ORIGINAL ARTICLE |
https://doi.org/10.5005/jp-journals-10071-24165 |
Comparison of Sequential Organ Failure Assessment Score and Sequential Organ Failure Assessment Score with pH in Outcome Prediction among ICU Patients: A Prospective Observational Study
1Department of Anaesthesia and CCM, Rani Durgawati Medical College, Banda, Uttar Pradesh, India
2,5Department of Anesthesia, SN Medical College, Agra, Uttar Pradesh, India
3,4Department of General Surgery, FH Medical College and Hospital, Agra, Uttar Pradesh, India
Corresponding Author: Amrita Gupta, Department of Anesthesia, SN Medical College, Agra, Uttar Pradesh, India, Phone: +91 9837077784, e-mail: amritagupta78@gmail.com
How to cite this article: Agarwal AM, Gupta A, Saxena AK, Sahni R, Pandey A. Comparison of Sequential Organ Failure Assessment Score and Sequential Organ Failure Assessment Score with pH in Outcome Prediction among ICU Patients: A Prospective Observational Study. Indian J Crit Care Med 2022;26(4):479–483.
Source of support: Nil
Conflict of interest: None
ABSTRACT
Aim and objective: To examine if sequential organ failure assessment (SOFA) alone or SOFA in combination with pH is a better prognosis and mortality indicator.

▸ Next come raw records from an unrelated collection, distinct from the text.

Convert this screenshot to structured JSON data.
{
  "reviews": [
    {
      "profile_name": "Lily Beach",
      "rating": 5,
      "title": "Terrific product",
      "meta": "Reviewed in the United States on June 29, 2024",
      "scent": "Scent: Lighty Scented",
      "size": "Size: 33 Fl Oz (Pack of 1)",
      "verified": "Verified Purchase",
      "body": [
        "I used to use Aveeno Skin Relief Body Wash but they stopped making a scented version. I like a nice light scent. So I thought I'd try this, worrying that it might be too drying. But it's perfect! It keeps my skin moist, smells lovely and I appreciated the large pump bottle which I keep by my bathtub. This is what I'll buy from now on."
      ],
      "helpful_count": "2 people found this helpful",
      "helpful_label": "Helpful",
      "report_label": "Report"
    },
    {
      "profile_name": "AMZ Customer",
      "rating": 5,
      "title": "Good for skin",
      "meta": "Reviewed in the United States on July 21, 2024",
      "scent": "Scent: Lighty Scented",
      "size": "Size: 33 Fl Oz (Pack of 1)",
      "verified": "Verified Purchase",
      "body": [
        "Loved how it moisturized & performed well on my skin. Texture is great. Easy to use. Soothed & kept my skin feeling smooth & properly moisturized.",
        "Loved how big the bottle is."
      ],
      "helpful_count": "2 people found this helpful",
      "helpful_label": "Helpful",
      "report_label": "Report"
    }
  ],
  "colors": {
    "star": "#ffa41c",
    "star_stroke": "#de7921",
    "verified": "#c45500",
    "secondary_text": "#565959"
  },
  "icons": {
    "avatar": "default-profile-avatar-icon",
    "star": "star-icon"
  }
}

Materials and methods: We conducted a prospective observational study in a total of sixty patients. The mortality of patients was predicted on the basis of a SOFA score alone or SOFA score in combination with pH, and the prediction by both was compared to the actual outcome. The comparison was based on the “standardized mortality ratio” and the “area under the receiver operating characteristic curve (AUROC).”

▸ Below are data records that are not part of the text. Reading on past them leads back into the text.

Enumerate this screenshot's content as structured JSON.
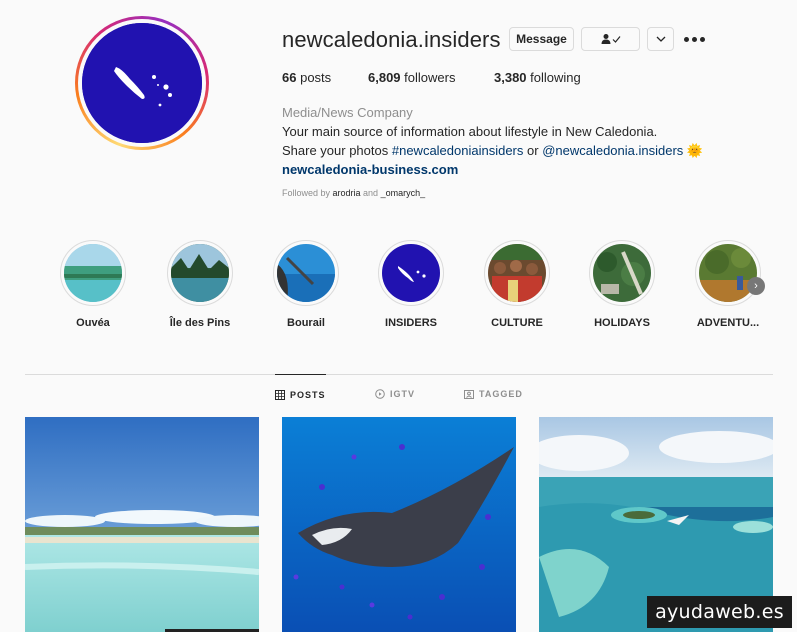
{
  "profile": {
    "username": "newcaledonia.insiders",
    "message_label": "Message",
    "stats": {
      "posts_count": "66",
      "posts_label": "posts",
      "followers_count": "6,809",
      "followers_label": "followers",
      "following_count": "3,380",
      "following_label": "following"
    },
    "bio": {
      "category": "Media/News Company",
      "line1": "Your main source of information about lifestyle in New Caledonia.",
      "line2_prefix": "Share your photos ",
      "hashtag": "#newcaledoniainsiders",
      "line2_or": " or ",
      "mention": "@newcaledonia.insiders",
      "emoji": "🌞",
      "website": "newcaledonia-business.com"
    },
    "followed_by": {
      "prefix": "Followed by ",
      "user1": "arodria",
      "and": " and ",
      "user2": "_omarych_"
    }
  },
  "highlights": [
    {
      "label": "Ouvéa"
    },
    {
      "label": "Île des Pins"
    },
    {
      "label": "Bourail"
    },
    {
      "label": "INSIDERS"
    },
    {
      "label": "CULTURE"
    },
    {
      "label": "HOLIDAYS"
    },
    {
      "label": "ADVENTU..."
    }
  ],
  "tabs": {
    "posts": "POSTS",
    "igtv": "IGTV",
    "tagged": "TAGGED"
  },
  "watermark": "ayudaweb.es",
  "colors": {
    "text": "#262626",
    "secondary": "#8e8e8e",
    "link": "#00376b",
    "avatar_bg": "#2112b0",
    "border": "#dbdbdb"
  }
}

Result: At the time of admission, both the scores (SOFA and SOFA with pH) were equally effective in predicting mortality. At 48 hours, SOFA with pH proves to be slightly better in mortality prediction than SOFA score alone.
The discriminative power of both the scores was assessed by calculating AUROC. AUROC of the SOFA score was better than that of SOFA with pH at admission and at 48 hours, but statistically, both had the same level of discrimination, i.e., excellent.

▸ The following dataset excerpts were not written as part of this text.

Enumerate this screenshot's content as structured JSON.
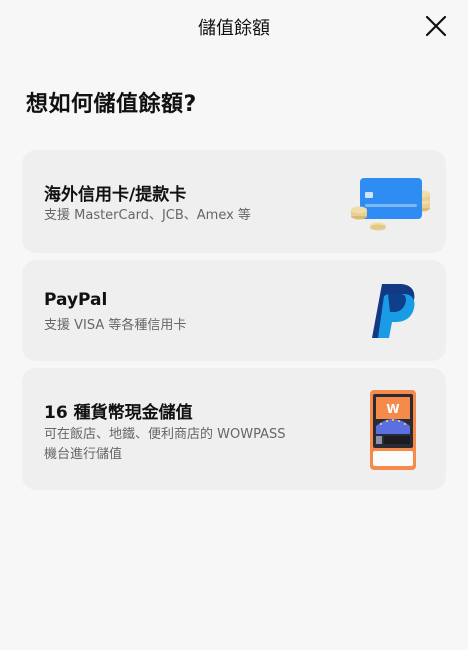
{
  "header": {
    "title": "儲值餘額",
    "close_icon": "close-icon"
  },
  "heading": "想如何儲值餘額?",
  "options": [
    {
      "title": "海外信用卡/提款卡",
      "description_lines": [
        "支援 MasterCard、JCB、Amex 等"
      ],
      "icon": "credit-card-coins-icon"
    },
    {
      "title": "PayPal",
      "description_lines": [
        "支援 VISA 等各種信用卡"
      ],
      "icon": "paypal-icon"
    },
    {
      "title": "16 種貨幣現金儲值",
      "description_lines": [
        "可在飯店、地鐵、便利商店的 WOWPASS",
        "機台進行儲值"
      ],
      "icon": "wowpass-kiosk-icon",
      "kiosk_letter": "W"
    }
  ],
  "colors": {
    "background": "#f7f7f7",
    "card": "#efefef",
    "card_blue": "#2f8cf3",
    "coin": "#e9cf93",
    "paypal_dark": "#113984",
    "paypal_light": "#1a9be6",
    "kiosk_orange": "#f58a4b"
  }
}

Accuracy, sensitivity, specificity, positive predictive value, and negative predictive value were the same for both the scores at admission, but all parameters except specificity were better for SOFA with pH at 48 hours. Specificity was the same for both even at 48 hours.
Conclusion: At the time of admission, SOFA score and SOFA with pH were equally effective in outcome prediction, but after 48 hours, SOFA with pH proves to be better than the SOFA score alone.
The power of discrimination is the same for both the scores at admission and at 48 hours.
Keywords: pH, Respiratory acidosis, Scoring system, SOFA score.
INTRODUCTION
Various organ dysfunction along with the number of failing organs is correlated with ICU mortality. So, quantification of organ dysfunction is done to facilitate the description of severity in different groups of patients enabling comparison over time or among groups to classify patients for enrollment and to compare treatment groups.1 Various ICU scoring systems have been developed to estimate the severity of critical illness on an objective basis.2 A scoring system usually comprises two parts—a score in which higher the number more severe is the condition and a probability model (equation giving the probability of hospital deaths of patients).3 Old scoring systems like Acute Physiology and Chronic Health Evaluation (APACHE), Simplified Acute Physiology Score (SAPS), and Mortality Prediction Model (MPM) ignore many factors that may influence patient outcome beyond the first 24 hours.3 SOFA score collects data every day throughout the ICU stay and has demonstrated the relationship between organ failure and mortality.4,5 The SOFA score also requires a review data over a 24-hour period to identify the most abnormal value.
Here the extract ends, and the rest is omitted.